The company managed to improve its standalone revenues from operations by 10% to Rs 20,539 crore for the quarter, compared to Rs 18,745 crore in Septemeber 2020 quarter. On a sequential basis, the revenues jumped 16% from Rs 17,771 crore.
The performance of the company got impacted because of lower volumes due to the COVID-induced global chip shortage that hit production and margins came under pressure due to high commodity prices.

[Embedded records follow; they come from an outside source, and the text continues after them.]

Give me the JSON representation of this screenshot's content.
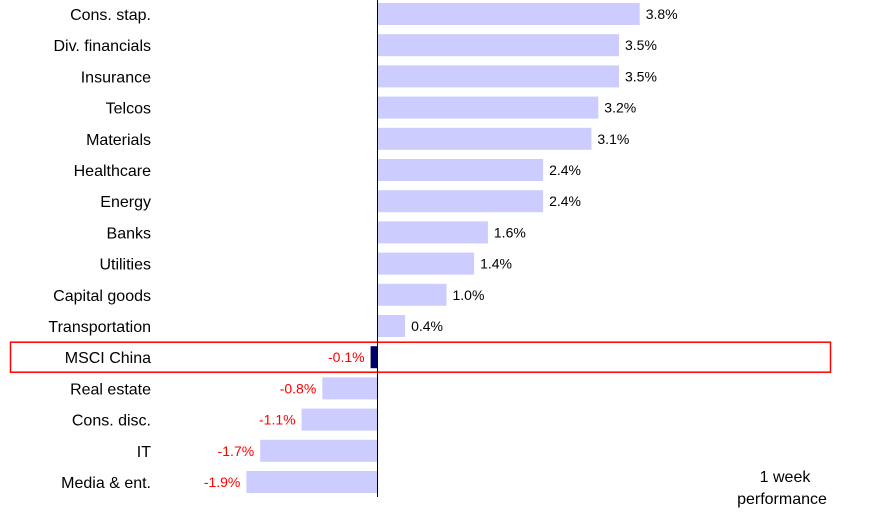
{
  "chart_data": {
    "type": "bar",
    "orientation": "horizontal",
    "categories": [
      "Cons. stap.",
      "Div. financials",
      "Insurance",
      "Telcos",
      "Materials",
      "Healthcare",
      "Energy",
      "Banks",
      "Utilities",
      "Capital goods",
      "Transportation",
      "MSCI China",
      "Real estate",
      "Cons. disc.",
      "IT",
      "Media & ent."
    ],
    "values": [
      3.8,
      3.5,
      3.5,
      3.2,
      3.1,
      2.4,
      2.4,
      1.6,
      1.4,
      1.0,
      0.4,
      -0.1,
      -0.8,
      -1.1,
      -1.7,
      -1.9
    ],
    "value_labels": [
      "3.8%",
      "3.5%",
      "3.5%",
      "3.2%",
      "3.1%",
      "2.4%",
      "2.4%",
      "1.6%",
      "1.4%",
      "1.0%",
      "0.4%",
      "-0.1%",
      "-0.8%",
      "-1.1%",
      "-1.7%",
      "-1.9%"
    ],
    "highlight_category": "MSCI China",
    "caption_lines": [
      "1 week",
      "performance"
    ],
    "xlim": [
      -2.0,
      3.8
    ],
    "grid": false,
    "legend": "none",
    "colors": {
      "bar": "#ccccff",
      "highlight_bar": "#000066",
      "negative_label": "#ff0000",
      "positive_label": "#000000",
      "highlight_box": "#ff0000",
      "axis": "#000000"
    }
  }
}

The company said that, this quarter was also marked by an unprecedented increase in the prices of commodities like steel, aluminium and precious metals within a span of one year. The Company made maximum efforts to absorb input cost increases offsetting them through cost reduction and passed on minimum impact to customers by way of car price increase.
Production woes impacted volumes
The semi conductor chip shortage faced across the world severely impacted the production of the company. The company could not produce approximately 116,000 vehicles owing to the electronics component shortage. The impact was more severe for domestic models.
Owing to loss of production, company could sell a total of 379,541 units during the quarter with domestic market volumes coming in at 320,133 units and exports were at 59,408 units, the highest ever in any quarter. During corresponding quarter last year, the Company had clocked a total sale of 393,130 units including 370,619 units in domestic market and 22,511 units in the export market.
Volume mix
The compact car segment continues to contribute the most to the domestic sales volume for the company with 43% of the total volumes followed by utility vehicles at 23% and minis at 17%. Vans and LCV contribution to the domestic sales volume was 9% and 3% while 4% came from sales to other OEMs.
Healthy order book
The pending orders for the company at the end of the quarter stand at more than 200K units.
Commodity impact on margins
The company continues to face the brunt of higher commodity prices which have increased the production costs for the company. Despite the numerous price hikes implemented by the company during the quarter and cost savings initiatives undertaken, the margins got impacted.
Operating EBIT for the company in this quarter declined 92% to Rs. 99 crore from Rs 1,168 crore reported last year. On a sequential basis, however, the operating EBIT improved 27% from Rs 78 crore reported in previous quarter.
The operating EBIT margins (% of net sales) came in at mere 0.5% as against 6.6% last year and improved marginally from 0.4% in the previous quarter.
PAT margins (% of net sales) stood at 2.5% this quarter as against 7.8% last year and 2.6% in the previous quarter.
The stock closed at 7,356.25 today, up Rs 58.9 (0.8%) from its previous day’s close. It has been more or less flat during the past 1 year, appreciating only 3%. It has generated negative returns of 3.8% during this year and has appreciated 1.6% in the last 3 months.